Okay, one great, great thing about being back in the great Dallas/Fort Worth metropolitan area is the chance to meet and greet with renowned authors, not to mention the opportunity to network with fellow aspiring writers.
An excellent example: Walter Mosley will be at the Barnes & Noble on Northwest Highway tomorrow evening at 7:00 pm for a booksigning. His book about writing, This Year You Write Your Novel
, has been on my must-read list for a few months now, and listening to an interview he gave this afternoon to the local NPR affiliate (http://www.kera.org/think) only inspired me even more to get a hold of this book ASAP. If KERA offers a podcast of the interview on their Web site soon, any writer worth his/her salt should definitely set aside some time to listen to the whole broadcast. Mosley offered up some thoughts on the writing process and the evolution of the characters in his latest mystery series. (He also mentioned that he usually goes through anywhere from ten to thirty [!!!] rewrites when writing a book. Whew. Okay, I don’t feel so bad about the utter awfulness of my debut effort.)

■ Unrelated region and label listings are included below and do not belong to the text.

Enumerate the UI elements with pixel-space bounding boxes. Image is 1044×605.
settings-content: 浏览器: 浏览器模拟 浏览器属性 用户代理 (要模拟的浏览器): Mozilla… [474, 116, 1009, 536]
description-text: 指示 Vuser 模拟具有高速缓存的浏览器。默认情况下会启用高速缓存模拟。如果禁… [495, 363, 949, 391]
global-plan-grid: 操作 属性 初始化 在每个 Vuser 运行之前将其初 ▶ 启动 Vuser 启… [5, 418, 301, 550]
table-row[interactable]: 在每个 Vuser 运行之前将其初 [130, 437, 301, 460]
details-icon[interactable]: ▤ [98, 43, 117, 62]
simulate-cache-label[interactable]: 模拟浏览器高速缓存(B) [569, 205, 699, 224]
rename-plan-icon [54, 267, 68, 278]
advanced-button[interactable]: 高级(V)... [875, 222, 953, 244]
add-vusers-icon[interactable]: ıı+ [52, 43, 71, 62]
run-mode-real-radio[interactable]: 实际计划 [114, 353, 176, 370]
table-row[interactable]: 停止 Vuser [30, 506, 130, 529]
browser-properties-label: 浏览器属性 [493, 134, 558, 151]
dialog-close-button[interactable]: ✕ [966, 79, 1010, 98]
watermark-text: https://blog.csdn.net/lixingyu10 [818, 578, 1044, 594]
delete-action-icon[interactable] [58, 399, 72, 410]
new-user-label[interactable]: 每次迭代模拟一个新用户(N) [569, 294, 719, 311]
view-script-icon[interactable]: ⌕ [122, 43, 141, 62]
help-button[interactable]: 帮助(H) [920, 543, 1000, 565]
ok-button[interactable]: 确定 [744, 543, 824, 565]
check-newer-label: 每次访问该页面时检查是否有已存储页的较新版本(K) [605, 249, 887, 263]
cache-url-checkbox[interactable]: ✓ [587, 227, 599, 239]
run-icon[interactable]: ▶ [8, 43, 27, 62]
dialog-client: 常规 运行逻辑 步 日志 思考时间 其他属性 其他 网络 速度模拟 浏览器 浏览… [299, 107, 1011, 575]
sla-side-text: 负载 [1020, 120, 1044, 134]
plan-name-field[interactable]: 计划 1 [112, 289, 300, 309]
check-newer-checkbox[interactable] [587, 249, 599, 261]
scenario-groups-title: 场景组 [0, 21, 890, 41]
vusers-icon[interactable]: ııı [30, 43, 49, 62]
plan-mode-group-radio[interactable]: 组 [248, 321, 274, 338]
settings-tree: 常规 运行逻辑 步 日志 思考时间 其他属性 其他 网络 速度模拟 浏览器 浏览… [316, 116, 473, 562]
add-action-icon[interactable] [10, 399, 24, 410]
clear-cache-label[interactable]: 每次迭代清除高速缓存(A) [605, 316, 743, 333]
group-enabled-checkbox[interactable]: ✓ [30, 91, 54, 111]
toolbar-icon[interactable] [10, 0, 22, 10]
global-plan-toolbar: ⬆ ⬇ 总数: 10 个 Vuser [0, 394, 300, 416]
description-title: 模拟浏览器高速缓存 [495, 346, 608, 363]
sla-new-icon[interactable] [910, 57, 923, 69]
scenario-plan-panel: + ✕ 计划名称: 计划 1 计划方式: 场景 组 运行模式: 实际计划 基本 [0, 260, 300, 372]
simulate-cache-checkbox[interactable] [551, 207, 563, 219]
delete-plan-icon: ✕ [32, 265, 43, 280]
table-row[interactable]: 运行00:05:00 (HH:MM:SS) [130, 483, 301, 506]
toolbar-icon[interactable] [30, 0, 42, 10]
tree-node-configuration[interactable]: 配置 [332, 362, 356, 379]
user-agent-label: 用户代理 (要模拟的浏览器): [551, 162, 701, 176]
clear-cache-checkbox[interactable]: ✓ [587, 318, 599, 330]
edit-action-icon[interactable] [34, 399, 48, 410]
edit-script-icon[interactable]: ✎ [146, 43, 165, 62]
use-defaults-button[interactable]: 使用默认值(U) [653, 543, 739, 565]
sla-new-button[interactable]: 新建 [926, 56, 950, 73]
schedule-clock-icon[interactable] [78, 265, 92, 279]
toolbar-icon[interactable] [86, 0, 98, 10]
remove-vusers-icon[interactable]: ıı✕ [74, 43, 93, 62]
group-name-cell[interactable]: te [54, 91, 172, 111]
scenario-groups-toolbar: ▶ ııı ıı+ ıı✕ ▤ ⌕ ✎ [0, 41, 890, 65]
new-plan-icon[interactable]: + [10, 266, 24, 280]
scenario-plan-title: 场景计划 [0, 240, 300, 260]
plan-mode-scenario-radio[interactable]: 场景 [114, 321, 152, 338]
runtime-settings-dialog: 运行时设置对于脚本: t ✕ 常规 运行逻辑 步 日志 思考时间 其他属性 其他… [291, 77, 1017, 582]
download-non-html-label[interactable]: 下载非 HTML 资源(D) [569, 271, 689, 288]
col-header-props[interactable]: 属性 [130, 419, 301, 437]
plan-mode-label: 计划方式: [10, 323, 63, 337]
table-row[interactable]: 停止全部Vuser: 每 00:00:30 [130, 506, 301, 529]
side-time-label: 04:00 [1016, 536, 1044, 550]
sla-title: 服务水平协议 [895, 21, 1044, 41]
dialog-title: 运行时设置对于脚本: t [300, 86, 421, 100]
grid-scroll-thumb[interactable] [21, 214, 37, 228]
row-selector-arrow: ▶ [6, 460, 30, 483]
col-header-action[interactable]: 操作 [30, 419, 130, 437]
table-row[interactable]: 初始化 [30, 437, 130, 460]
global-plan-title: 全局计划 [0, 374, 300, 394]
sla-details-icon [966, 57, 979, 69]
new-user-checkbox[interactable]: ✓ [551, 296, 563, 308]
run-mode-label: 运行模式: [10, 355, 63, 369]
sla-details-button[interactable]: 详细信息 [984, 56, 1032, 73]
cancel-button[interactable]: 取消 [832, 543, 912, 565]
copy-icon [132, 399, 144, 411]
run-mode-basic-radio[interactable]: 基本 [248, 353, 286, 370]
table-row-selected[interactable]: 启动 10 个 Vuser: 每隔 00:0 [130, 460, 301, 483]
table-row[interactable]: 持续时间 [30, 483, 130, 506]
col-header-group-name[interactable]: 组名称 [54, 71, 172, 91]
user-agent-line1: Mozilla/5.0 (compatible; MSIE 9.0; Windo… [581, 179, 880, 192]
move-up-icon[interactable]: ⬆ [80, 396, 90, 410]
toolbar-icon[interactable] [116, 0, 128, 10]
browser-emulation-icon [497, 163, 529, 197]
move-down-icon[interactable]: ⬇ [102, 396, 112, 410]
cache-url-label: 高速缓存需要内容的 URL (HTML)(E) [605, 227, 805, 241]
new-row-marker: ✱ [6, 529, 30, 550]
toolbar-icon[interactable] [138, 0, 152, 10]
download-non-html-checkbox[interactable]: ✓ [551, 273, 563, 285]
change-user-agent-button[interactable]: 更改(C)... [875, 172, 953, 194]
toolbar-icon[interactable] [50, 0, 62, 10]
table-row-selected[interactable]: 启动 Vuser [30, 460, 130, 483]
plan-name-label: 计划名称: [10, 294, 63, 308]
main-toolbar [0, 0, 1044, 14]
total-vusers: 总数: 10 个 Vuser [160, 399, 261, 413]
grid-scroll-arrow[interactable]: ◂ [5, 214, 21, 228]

Another great example of useful local writing resources is The Writers’ Garret, a literary nonprofit based at Paperbacks Plus, one of the few remaining independent bookshops here in the North Texas area. Richard Price will be speaking at an event there later this month. And of course, the D/FW Writers’ Workshop is filled with dedicated writers — both published and aspiring — who meet weekly in the Mid-Cities to critique each other’s work and lend each other loads of much-needed moral, intellectual and literary support. I’ve attended a few of their meetings in the past, but for one reason or another never joined. My reasons had nothing to do with the organization — it’s a great group of folks — my job was often so demanding of my time that I usually couldn’t make the meetings.
I’m looking forward to being more involved with the local literary community. I think in the past I always made excuses about joining this or that group, when in truth I probably was just too scared to expose what I always imagined was horrific writing to an innocent audience. After having read many, many, many successful writers’ happy confessions of the incredible usefulness of writing groups, however, I’m willing to possibly subject myself to the agony. It’s a critical step to taking your writing seriously, when you’re willing to work with more experienced and talented writers who will help you take apart a manuscript word-by-word and polish it to perfection.